At the time of its failure, Republic First Bancorp was trading at 1-cent, down from 27-1/2 cents in September 2023 when we first reported that the stock had lost 96 percent of its market value in a year.

Federally-insured banks taking Mom and Pop deposits and then morphing into penny stocks is not really the stuff that builds confidence in the U.S. banking system.

Yes, it’s true that no depositor has lost a penny in a federally-insured bank since the creation of federal deposit insurance in 1933 if they remained under the federal insurance cap on deposits. Currently, that insurance cap is $250,000 per depositor, per bank.

But with federal regulators continuing to allow fintech to gain more footholds in banking, things are certain to keep blowing up.

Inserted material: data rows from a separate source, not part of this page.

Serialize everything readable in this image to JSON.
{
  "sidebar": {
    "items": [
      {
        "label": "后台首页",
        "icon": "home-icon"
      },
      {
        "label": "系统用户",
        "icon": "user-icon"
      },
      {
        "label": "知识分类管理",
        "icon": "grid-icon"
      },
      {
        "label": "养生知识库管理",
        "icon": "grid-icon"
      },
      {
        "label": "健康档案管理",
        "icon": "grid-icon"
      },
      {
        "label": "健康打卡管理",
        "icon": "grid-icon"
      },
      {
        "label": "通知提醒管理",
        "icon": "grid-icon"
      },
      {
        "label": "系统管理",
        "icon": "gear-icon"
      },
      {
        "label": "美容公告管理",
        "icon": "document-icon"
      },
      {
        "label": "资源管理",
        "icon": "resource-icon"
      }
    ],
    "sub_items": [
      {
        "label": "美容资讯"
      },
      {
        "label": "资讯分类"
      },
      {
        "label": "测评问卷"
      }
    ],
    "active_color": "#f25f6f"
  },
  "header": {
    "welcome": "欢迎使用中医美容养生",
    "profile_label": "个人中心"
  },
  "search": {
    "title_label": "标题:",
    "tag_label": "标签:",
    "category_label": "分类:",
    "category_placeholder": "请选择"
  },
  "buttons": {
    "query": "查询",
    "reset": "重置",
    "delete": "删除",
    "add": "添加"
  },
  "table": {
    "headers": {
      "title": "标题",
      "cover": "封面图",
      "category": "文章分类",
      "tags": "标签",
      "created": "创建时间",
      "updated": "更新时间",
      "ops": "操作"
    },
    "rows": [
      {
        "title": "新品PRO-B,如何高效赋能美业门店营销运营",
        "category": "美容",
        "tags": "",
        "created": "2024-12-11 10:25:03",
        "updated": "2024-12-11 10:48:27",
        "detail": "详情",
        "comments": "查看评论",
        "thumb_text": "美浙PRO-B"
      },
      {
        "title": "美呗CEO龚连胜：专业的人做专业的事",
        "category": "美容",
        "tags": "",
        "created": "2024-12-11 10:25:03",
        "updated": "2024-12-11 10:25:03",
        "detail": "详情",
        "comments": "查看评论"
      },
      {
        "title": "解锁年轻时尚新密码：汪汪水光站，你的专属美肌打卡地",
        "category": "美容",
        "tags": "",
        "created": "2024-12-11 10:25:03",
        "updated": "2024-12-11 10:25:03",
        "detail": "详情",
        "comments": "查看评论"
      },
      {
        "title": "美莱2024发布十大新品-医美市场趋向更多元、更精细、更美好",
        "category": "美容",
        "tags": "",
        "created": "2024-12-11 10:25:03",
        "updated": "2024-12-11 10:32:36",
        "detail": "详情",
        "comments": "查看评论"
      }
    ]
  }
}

After the media reported that the fraudster crypto exchange, FTX, was using Silvergate Bank for deposits, there was turmoil at Silvergate Bank last year, forcing it into eventual voluntary liquidation. (See Disgraced Silvergate Bank Hints It May Not Be Able to Cover All of Its Deposits; Fed Slaps It with a Cease and Desist Consent Order.)

A more recent embarrassment for U.S. banking regulators was the bankruptcy filing by Synapse Financial Technologies, a fintech startup that had financial backing from Andreessen Horowitz, the giant Menlo Park, California venture capital firm that has morphed into a major funder of the Super PAC, Fairshake, that is attempting to pack the U.S. Senate with crypto sycophants come the election in November. (See Crypto Just Got Exponentially More Dangerous: Meet Fairshake.)

Because Synapse was not a federally-insured bank but a middleman in facilitating deposit-taking for its clients at real banks, its bankruptcy collapse has left thousands of depositors unable to access over $100 million in deposits, which remain frozen or up in smoke.

How big is the potential scope of this dangerous marriage between fintech and banking? The Hill reported the following on July 25:

“While the numbers vary, fintech companies have been valued today at more than $1 trillion. There is another $2.5 trillion in cryptocurrencies represented by 10,000 different coins, as well as about $1.3 trillion in synthetic and derivative crypto securities being sold by Wall Street….”

Who benefits from this move fast and break things business model for federally-insured banking that is now gobbling up the U.S. financial system one disaster at a time? The venture capitalists who bring these untested fintechs to public markets as Initial Public Offerings become billionaires or super rich; the investment banks that underwrite these offerings get fat underwriting fees; and lawyers, like those at Sullivan & Cromwell, are able to bill more than $200 million when a fraudster fintech like FTX goes into bankruptcy, despite its legal work for FTX’s Sam Bankman-Fried when he was the golden boy of crypto.

Are we suggesting that fintech failures are a feature, not a bug, of this business model? The thought hadn’t crossed our mind until we wrote the above paragraph. But now that it’s out there – it’s worthy of deliberation since it’s certainly not depositors that are benefitting or the U.S. insured banking system as a whole.